Le secrétaire général de la Coalition pour la santé et l'action sociale (Cosas) partage cet avis. ‘’Pour mener ce combat, il faut une approche inclusive associant tous les professionnels du secteur. Cela ne peut être seulement l’affaire des chefs d’Etat’’, regrette Dr Mouhamad Lamine Ly.
‘’Il y a une migration du trafic de la drogue vers celui de médicaments’’
D’après le président de l’Ordre des pharmaciens, les leaders africains doivent faire face à leurs obligations par rapport à la préservation de la santé des populations. Ce qui ne peut se faire qu’à travers des médicaments de qualité, gérés par des professionnels. Car le pharmacien signale qu’il y a ‘’une migration du trafic de la drogue vers celui de médicaments’’. ‘’Tout le monde est maintenant conscient des peines encourues concernant l’usage de la drogue.
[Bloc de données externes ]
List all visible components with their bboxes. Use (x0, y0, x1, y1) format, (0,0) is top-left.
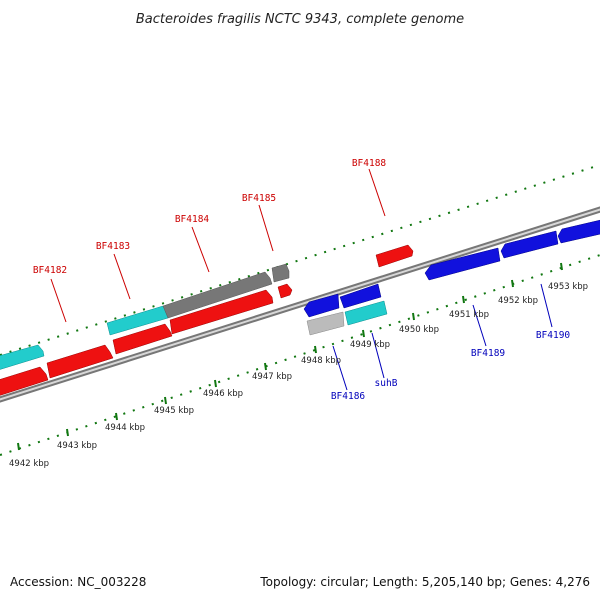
gene-arrow[interactable] (344, 300, 388, 326)
gene-arrow[interactable] (0, 344, 45, 371)
tick-label: 4943 kbp (57, 441, 97, 451)
reverse-row-a (303, 219, 600, 318)
gene-arrow[interactable] (303, 293, 340, 318)
gene-label-bf4186[interactable]: BF4186 (331, 391, 366, 402)
tick-label: 4949 kbp (350, 340, 390, 350)
tick-label: 4942 kbp (9, 459, 49, 469)
forward-row-b (0, 244, 414, 397)
gene-arrow[interactable] (339, 283, 382, 309)
tick-label: 4952 kbp (498, 296, 538, 306)
gene-arrow[interactable] (169, 289, 274, 335)
gene-label-bf4190[interactable]: BF4190 (536, 330, 571, 341)
reverse-gene-labels: BF4186 suhB BF4189 BF4190 (331, 330, 571, 402)
gene-arrow[interactable] (424, 247, 501, 281)
tick-label: 4950 kbp (399, 325, 439, 335)
kbp-ticks (17, 262, 563, 451)
tick-label: 4944 kbp (105, 423, 145, 433)
tick-label: 4948 kbp (301, 356, 341, 366)
genome-summary-text: Topology: circular; Length: 5,205,140 bp… (259, 575, 590, 589)
genome-backbone (0, 206, 600, 403)
gene-label-bf4185[interactable]: BF4185 (242, 193, 276, 204)
map-title: Bacteroides fragilis NCTC 9343, complete… (136, 12, 464, 27)
reverse-row-b (306, 300, 388, 336)
tick-label: 4946 kbp (203, 389, 243, 399)
gene-arrow[interactable] (112, 323, 173, 355)
label-leaders (50, 168, 553, 391)
gene-arrow[interactable] (271, 263, 290, 283)
gene-arrow[interactable] (0, 366, 49, 397)
tick-label: 4951 kbp (449, 310, 489, 320)
outer-tick-track (0, 164, 600, 356)
kbp-tick-labels: 4942 kbp 4943 kbp 4944 kbp 4945 kbp 4946… (9, 282, 588, 469)
gene-arrow[interactable] (500, 230, 559, 259)
gene-label-bf4188[interactable]: BF4188 (352, 158, 387, 169)
gene-label-bf4189[interactable]: BF4189 (471, 348, 506, 359)
tick-label: 4953 kbp (548, 282, 588, 292)
accession-text: Accession: NC_003228 (10, 575, 146, 589)
forward-row-a (0, 263, 290, 371)
gene-label-bf4184[interactable]: BF4184 (175, 214, 210, 225)
gene-arrow[interactable] (375, 244, 414, 268)
gene-arrow[interactable] (306, 311, 345, 336)
gene-arrow[interactable] (46, 344, 114, 379)
gene-label-bf4183[interactable]: BF4183 (96, 241, 130, 252)
forward-gene-labels: BF4182 BF4183 BF4184 BF4185 BF4188 (33, 158, 387, 276)
gene-label-bf4182[interactable]: BF4182 (33, 265, 67, 276)
tick-label: 4947 kbp (252, 372, 292, 382)
tick-label: 4945 kbp (154, 406, 194, 416)
gene-arrow[interactable] (557, 219, 600, 244)
gene-arrow[interactable] (162, 271, 273, 319)
gene-arrow[interactable] (277, 283, 293, 299)
gene-label-suhb[interactable]: suhB (375, 378, 398, 389)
Si cela est dévolu au secteur de la pharmacie, plus particulièrement aux médicaments, le circuit sera complétement sécurisé’’, dit-il.
En effet, Dr Niang précise que pour des pays comme le Sénégal, l’esprit des textes ne permettait pas, auparavant, d’aller vers des sanctions corsées, avec des peines lourdes. Donc, pour lui, si on va vers la criminalisation, ce sera la solution idoine pour en finir définitivement. ‘’Nous avons l’obligation de jouer sur deux piliers majeurs. D’abord, il s’agit du respect des principes d’exercice de la profession pharmaceutique, le pharmacien en tant que tel. L’Etat investit beaucoup d’argent pour assurer la formation du pharmacien. Donc, il faut lui donner la latitude de se déployer et de mener sa mission correctement. L’autre levier est celui juridique’’, poursuit-il.
Donc, Dr Niang pense que les textes doivent servir à organiser une profession, le mode de vie d’une société. ‘’Mais si les textes sont là et qu’ils ne font pas l’objet d’une application, d’une certaine rigueur par rapport à ceux qui les violeraient, c’est le laisser-aller. La conséquence, c’est la banalisation d’un métier, d’une activité professionnelle où les gens l’assimilent à un simple acte de vente. Alors que le médicament est au-delà de cela’’, affirme-t-il.
Or, le président de l’ordre précise que le rôle du pharmacien n’est pas de vendre le médicament. C’est plutôt celui d’un acteur de santé qui participe à la mise à disponibilité d’un médicament de qualité qui participe dans l’observance thérapeutique, à travers sa mission de conseiller, pour orienter et aider les patients à se soigner correctement. Une mission qu’il trouve ‘’plus complexe’’ que cela.
Ce sont autant d’éléments qui méritent, pour lui, d’être singularisés pour permettre à l’Afrique d’avoir des populations saines. ‘’Cela ne peut pas se faire avec une situation désastreuse où ces dernières sont exposées avec des médicaments dont on ignore la provenance, tenus par des mains inexpertes, le trafic douteux, avec des gens qui ne sont que préoccupés par le gain facile’’, relève-t-il.
Si, pour sa part, le Dr Niang plaide pour le durcissement immédiat des peines à l’encontre des trafiquants de médicaments, le SG du Cosas, lui, pense qu’il ne faut pas ‘’sauter directement à la criminalisation’’. ‘’Il y a un déficit assez évident de sensibilisation. Les populations ne sont pas tout à fait informées des dangers des médicaments de la rue, à la limite même des notables et même des autorités, qu’elles soient coutumières, religieuses ou administratives, ne prennent pas la chose très au sérieux. Il n’y a que les médecins, les pharmaciens et les professionnels de santé qui sont conscients du danger’’, prône le Dr Ly.